The usage of herbicides for weed control is waning in the last years due to their environmental impact, uncertain impact on human health and the growing concern about spread of resistant species as well as due to growing demand for organic produce. This creates a large market for cost-efficient weed control methods and was one of the reasons a computer vision based precise system that can make old concept of inter-row commercially viable is so valuable.
Inter-row weeding is the practice of controlling the weed growing between the rows of crop plants and can be dated as far back as the 18th century but with the introduction of herbicides fell out of favor and today is essentially non-existent in most of the world.

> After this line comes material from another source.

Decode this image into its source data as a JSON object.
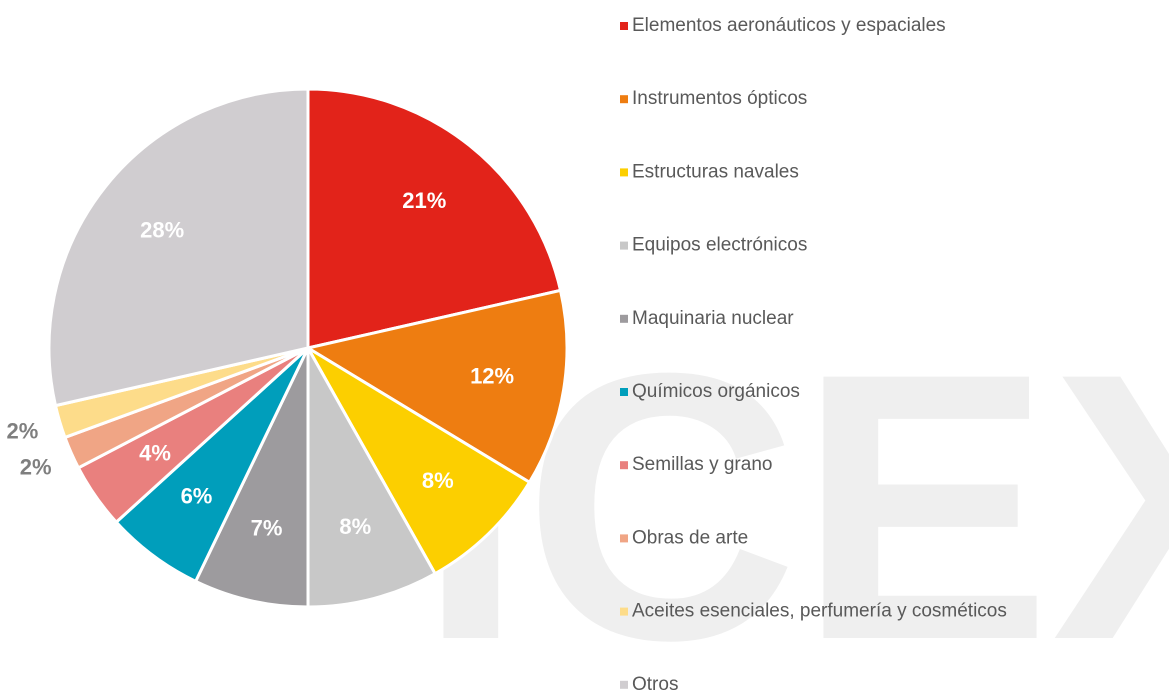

The main problem this technique faces is that in attempting to weed out as many as the weeds we might hoe the crop plants themselves and there is a real value in being able to get as close as possible to the plants without actually weeding them. Naturally precision in itself is not enough as we also want to cover as much land as possible in the shortest possible time and so a tradeoff between precision and speed is also taking its place in the problem.
The solution presented here relies on the amazing leaps computer vision tools have gone through in the past decade by opting to use cheap cameras. This approach allows for a flexible solution in respect to types of crops and growth staged as well as produces a cheaper product to deploy by moving the entire processing responsibility to the software side. Learn more hear about computer vision for weed management.
When dealing with the processing of the images they have encountered three major challenges – naturally varying lighting, incomplete crop growth (i.e. inconsistency in the rows themselves) and weeds occluding the crop plants.
To deal with this problems they used prior knowledge of the row spacing which can be produced either manually or by keeping GPS records of previous work done in the field.
To enhance their precision they also incorporated tracking of the rows between the images which allowed them to have a consistent result throughout the operations.
Finally instead of using a single camera they used an array of cameras which allowed them to capture several rows at once, giving them the ability to share the knowledge and data and eliminating the effect of local changes due to crop or weed density variations.